10. What’s Eating Gilbert Grape (1993)
9. Django Unchained (2012)
Quentin Tarantino’s western, Django Unchained, has all the trademarks of a Tarantino flick—stylistic violence, funny banter, and great music—but it also has one defining factor that only one other Quentin Tarantino movie has going for it—Leonardo DiCaprio. And even though I wouldn't rank Django highly among Tarantino's films, DiCaprio plays such a charming scumbag, that he kind of makes up for the lagging second half of the movie when he isn't in it.
8. Revolutionary Road (2008)
Talk about a real downer! Revolutionary Road is the second time that Leonardo DiCaprio and Kate Winslet would appear in a movie together, and it is absolutely nobody’s fan-fiction about what Jack and Rose from Titanic would have ended up like if Jack had actually lived. In this adaptation from the Richard Yates novel of the same name, Leonardo DiCaprio plays a real son of a bitch who cheats on his wife and fights with her on multiple occasions. So yeah, it's not much of a crowd-pleaser.
7. The Revenant (2015)
Though it will likely go down as the movie where Leonardo DiCaprio gets mauled by a bear, The Revenant, which also stars Tom Hardy in one of his scariest roles ever, is a deeply emotional movie that is part thriller, part western, and all amazing. Leonardo DiCaprio plays frontiersman, Hugh Glass, on the hunt for the man who killed his Native American son. What follows is a harrowing journey into the hellish Dakotas that I still can’t quite shake ever since I saw it in theaters.
6. The Aviator (2004)
“Way of the future. Way of the future. Way of the future.” Leonardo DiCaprio’s role as Howard Hughes might just be his best performance yet, as the rise to success and fall into OCD madness that Leo portrays in this film is the stuff of legend. But this is not a list of Leonardo DiCaprio's best performances. It’s a list of his best movies. That being said, The Aviator is one damn good movie.
5. The Departed (2006)
A film so good that even Mark Wahlberg got nominated for an Oscar, The Departed is the movie that finally got Scorsese his much deserved Best Picture and Best Director win at the Academy Awards. Leonardo DiCaprio plays an undercover cop who infiltrates a crime ring run by Jack Nicholson. I mean, did you read what I just wrote? That sentence right there should be all I need to say about this movie.
4. Shutter Island (2010)
Messing up the protagonist mind also messes tour's too. This movie is directed by Martin Scorsese who is very well known for messing up his audience mind. A Marshall goes to an island to solve the mystery but inturn becomes mystery himself.

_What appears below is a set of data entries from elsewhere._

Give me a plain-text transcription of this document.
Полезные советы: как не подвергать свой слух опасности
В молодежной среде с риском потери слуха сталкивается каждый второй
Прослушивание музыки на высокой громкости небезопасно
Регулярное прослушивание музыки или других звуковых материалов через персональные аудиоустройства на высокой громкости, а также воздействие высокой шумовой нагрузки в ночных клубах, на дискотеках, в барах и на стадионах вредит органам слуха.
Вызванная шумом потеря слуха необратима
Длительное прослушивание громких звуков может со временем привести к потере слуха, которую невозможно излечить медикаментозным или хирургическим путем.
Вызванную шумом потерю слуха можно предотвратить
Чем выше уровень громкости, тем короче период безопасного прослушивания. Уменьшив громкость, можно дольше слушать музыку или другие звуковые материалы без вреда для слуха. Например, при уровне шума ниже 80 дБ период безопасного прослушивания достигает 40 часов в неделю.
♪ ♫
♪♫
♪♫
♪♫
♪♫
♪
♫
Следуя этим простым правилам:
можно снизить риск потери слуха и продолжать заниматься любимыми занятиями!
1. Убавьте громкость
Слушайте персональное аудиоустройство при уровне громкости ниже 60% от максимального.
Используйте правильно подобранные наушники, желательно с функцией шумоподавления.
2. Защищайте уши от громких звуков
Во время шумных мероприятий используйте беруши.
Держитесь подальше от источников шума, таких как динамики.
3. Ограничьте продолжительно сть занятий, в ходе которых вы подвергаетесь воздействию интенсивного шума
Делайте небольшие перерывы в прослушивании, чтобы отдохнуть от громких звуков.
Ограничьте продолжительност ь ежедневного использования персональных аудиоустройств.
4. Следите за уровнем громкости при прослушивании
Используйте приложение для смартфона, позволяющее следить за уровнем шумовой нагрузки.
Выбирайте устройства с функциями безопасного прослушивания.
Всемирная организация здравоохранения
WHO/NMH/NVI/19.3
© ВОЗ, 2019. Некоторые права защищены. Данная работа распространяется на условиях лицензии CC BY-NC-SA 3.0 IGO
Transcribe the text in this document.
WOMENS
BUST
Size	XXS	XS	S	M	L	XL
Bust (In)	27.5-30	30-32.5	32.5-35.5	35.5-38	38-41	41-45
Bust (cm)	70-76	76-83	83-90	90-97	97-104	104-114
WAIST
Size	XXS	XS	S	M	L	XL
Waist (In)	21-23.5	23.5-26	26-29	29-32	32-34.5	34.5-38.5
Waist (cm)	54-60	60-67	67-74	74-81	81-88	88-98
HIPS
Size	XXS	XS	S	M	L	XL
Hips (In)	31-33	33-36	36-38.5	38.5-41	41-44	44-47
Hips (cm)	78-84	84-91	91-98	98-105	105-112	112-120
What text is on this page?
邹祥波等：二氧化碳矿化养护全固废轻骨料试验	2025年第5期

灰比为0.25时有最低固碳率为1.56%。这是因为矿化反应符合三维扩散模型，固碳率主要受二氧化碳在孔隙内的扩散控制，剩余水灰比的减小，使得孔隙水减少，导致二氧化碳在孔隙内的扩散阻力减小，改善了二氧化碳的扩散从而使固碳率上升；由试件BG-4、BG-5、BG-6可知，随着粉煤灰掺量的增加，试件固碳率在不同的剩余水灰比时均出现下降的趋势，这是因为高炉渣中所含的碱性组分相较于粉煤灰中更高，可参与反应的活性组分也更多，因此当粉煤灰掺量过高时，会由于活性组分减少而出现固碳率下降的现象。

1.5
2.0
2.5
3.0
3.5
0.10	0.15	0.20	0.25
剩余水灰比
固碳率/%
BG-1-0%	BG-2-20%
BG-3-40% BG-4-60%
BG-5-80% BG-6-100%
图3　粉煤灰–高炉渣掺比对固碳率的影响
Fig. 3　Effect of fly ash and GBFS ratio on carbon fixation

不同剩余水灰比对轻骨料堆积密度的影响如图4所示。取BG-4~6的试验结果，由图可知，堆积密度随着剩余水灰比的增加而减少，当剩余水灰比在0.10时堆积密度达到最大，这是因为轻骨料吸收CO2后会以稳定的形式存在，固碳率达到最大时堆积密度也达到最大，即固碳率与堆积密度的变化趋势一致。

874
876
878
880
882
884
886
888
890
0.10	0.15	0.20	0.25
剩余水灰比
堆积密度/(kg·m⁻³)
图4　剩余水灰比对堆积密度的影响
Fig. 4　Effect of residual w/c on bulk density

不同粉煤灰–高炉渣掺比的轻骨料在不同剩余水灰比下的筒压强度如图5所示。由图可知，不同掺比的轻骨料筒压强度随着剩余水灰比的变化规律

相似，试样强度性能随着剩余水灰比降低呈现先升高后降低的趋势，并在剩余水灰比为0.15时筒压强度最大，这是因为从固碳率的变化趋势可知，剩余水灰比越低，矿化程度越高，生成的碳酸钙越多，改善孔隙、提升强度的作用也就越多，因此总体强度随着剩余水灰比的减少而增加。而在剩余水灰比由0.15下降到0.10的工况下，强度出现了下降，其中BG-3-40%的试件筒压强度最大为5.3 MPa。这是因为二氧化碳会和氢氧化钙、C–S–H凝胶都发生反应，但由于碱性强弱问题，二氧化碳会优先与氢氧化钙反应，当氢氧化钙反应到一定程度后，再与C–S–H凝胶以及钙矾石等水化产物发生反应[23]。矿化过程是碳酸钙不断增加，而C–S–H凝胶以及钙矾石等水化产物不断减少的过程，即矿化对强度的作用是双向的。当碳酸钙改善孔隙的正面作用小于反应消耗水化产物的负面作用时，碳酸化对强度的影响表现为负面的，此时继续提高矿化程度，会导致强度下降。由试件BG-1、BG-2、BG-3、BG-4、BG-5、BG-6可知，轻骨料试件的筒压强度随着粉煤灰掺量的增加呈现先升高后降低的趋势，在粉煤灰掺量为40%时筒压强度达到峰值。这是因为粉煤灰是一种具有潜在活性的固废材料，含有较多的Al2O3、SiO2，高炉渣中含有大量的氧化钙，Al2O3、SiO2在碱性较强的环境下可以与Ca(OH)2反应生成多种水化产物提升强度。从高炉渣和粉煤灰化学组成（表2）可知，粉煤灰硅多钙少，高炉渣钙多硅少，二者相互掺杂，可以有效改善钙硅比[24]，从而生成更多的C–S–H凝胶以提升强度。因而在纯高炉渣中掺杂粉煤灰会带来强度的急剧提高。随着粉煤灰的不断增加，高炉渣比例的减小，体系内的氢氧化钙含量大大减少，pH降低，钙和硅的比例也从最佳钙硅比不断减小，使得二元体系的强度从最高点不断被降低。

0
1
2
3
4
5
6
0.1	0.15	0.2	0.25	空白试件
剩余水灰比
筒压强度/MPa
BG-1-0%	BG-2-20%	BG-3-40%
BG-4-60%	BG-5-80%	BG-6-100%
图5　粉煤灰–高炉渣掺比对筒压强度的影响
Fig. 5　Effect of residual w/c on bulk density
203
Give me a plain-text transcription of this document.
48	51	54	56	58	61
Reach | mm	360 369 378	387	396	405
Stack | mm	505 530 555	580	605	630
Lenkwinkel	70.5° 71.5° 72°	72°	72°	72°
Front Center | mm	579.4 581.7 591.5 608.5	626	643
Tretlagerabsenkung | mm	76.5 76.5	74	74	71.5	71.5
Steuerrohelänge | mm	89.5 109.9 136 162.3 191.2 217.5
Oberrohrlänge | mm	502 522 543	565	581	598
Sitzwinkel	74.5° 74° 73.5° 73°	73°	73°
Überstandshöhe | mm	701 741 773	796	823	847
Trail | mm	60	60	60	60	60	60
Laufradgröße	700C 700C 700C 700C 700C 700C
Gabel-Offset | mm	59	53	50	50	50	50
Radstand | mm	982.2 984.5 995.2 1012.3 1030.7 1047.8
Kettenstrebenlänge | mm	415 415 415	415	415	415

3. The Wolf of Wall Street (2013)
The Wolf of Wall Street is the fifth film Leonardo DiCaprio has worked on with Martin Scorsese, and in my opinion, his very best. In it, Leonardo DiCaprio plays Jordan Belfort, a stock broker based off of a real person who made his fortune off of penny stocks. In fact, this is yet another biopic from DiCaprio and Scorsese. But unlike The Aviator where DiCaprio played Howard Hughes and it took place in the 20s-40s, The Wolf of Wall Street took place in the 1980s, so it contained all the sleazy excess that the decade represented. And Leo is just too good as a smarmy Wall Street guy. With that slicked back hair and that charming look in his eyes, it was the part he was born to play. It’s like the Oliver Stone movie, Wall Street, but on steroids.
2. Titanic (1997)
Titanic is so iconic that I don’t even have to look up the date. I will never forget 1997. That was the year that everybody was spreading out their arms and yelling, “I’m the king of the world!” The movie pretty much dominated everybody’s conversation back then, mostly because of its young heartthrob, Leonardo DiCaprio. The fact that Leo went on to become one of the most respected actors in Hollywood after appearing on countless teen dream magazines back then is a testament to how great an actor he truly is.
1. Inception (2010)
Christopher Nolan’s dream caper movie, Inception, is the greatest movie Leonardo DiCaprio has ever been in, bar none. It’s twisty, it’s creative, it’s wonderful, and it’s the kind of action picture that is both incredibly intelligent, but also lands with audiences in all the right ways. Anytime somebody says that they had a dream within a dream, they’ll probably think about Inception.